Because it's so small and must interact with other components, the condition, placement, and stability of the thermocouple can all impact your fireplace for the better or for the worse.
Thermocouple issues are usually simple fixes that boil down to them not being screwed in securely or just needing to be repositioned. While you are examining this piece, ensure that all of the wiring and tubing are correctly placed and functional.
Similar to the thermocouple, a thermopile is a sensor that generates voltage. In newer model gas appliances thermopiles are used in place of thermocouples. Due to their place in electronically controlled gas fireplaces and the fact that this mechanism generates power measured in millivolts, they are also known as gas fireplace generators and millivolt generators.

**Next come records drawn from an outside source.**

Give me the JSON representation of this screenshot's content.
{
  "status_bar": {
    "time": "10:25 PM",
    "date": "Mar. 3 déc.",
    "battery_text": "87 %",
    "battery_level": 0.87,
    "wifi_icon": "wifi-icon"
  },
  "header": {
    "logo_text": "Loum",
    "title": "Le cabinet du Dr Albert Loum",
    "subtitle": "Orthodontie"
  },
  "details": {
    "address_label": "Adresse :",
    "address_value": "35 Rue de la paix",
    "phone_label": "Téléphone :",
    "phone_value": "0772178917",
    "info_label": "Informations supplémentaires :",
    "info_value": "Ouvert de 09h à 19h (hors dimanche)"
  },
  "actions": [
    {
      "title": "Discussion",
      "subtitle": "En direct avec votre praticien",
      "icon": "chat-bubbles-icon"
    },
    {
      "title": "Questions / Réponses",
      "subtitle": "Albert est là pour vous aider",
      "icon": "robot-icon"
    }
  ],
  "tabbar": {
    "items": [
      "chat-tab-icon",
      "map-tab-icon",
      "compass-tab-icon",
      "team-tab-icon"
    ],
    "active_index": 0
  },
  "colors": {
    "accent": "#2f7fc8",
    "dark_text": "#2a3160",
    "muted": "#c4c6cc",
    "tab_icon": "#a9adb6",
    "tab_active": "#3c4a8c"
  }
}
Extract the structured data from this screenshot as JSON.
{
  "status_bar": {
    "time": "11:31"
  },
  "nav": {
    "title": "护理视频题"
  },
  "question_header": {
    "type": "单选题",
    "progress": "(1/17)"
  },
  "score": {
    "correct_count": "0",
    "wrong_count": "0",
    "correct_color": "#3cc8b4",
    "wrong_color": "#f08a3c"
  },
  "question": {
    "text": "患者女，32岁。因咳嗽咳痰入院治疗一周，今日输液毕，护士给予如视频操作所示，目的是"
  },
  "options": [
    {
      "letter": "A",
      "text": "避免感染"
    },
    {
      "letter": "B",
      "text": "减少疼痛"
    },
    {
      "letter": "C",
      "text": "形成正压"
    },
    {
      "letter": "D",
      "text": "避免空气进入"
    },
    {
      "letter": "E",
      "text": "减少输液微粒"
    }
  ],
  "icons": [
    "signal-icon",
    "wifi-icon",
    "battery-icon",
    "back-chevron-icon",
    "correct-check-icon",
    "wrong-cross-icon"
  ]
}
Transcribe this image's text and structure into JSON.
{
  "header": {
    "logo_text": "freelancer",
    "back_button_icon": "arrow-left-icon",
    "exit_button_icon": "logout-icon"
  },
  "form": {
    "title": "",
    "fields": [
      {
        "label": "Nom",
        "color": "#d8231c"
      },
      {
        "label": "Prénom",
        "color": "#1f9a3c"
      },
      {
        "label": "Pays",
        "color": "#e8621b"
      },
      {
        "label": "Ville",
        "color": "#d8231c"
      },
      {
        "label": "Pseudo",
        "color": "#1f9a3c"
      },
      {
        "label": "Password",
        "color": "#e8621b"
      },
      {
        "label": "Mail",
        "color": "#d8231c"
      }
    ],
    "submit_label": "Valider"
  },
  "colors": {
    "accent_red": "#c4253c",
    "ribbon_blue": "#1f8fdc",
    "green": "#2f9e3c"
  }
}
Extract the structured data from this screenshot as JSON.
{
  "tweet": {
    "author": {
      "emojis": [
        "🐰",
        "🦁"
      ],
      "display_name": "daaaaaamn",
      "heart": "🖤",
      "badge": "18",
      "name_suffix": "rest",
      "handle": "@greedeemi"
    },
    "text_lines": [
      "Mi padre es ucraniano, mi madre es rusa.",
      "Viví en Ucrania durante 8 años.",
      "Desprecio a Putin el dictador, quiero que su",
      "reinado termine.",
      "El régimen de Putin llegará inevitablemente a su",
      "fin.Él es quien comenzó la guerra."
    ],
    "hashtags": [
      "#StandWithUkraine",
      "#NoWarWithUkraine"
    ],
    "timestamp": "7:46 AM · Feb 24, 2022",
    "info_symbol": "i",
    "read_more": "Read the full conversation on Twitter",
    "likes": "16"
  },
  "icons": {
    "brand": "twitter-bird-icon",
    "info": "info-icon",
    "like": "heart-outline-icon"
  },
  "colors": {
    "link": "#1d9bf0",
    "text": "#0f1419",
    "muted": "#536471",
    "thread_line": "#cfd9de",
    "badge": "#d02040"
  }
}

Testing or replacing the thermocouple should only be done after you've ruled out the other obvious culprits since it's a fairly complicated process. Using its generator function to check how much energy it's providing is a good way to figure out if your current wiring is adequate. Loose or inadequate wiring can be the root cause behind noticeable problems like a burner that is sluggish or won't come on at all.
While these components of your gas fireplace system are commonly behind some of the bigger issues your fireplace may have, other issues such as needing a gas valve replacement or a gas leak require the intervention of a professional.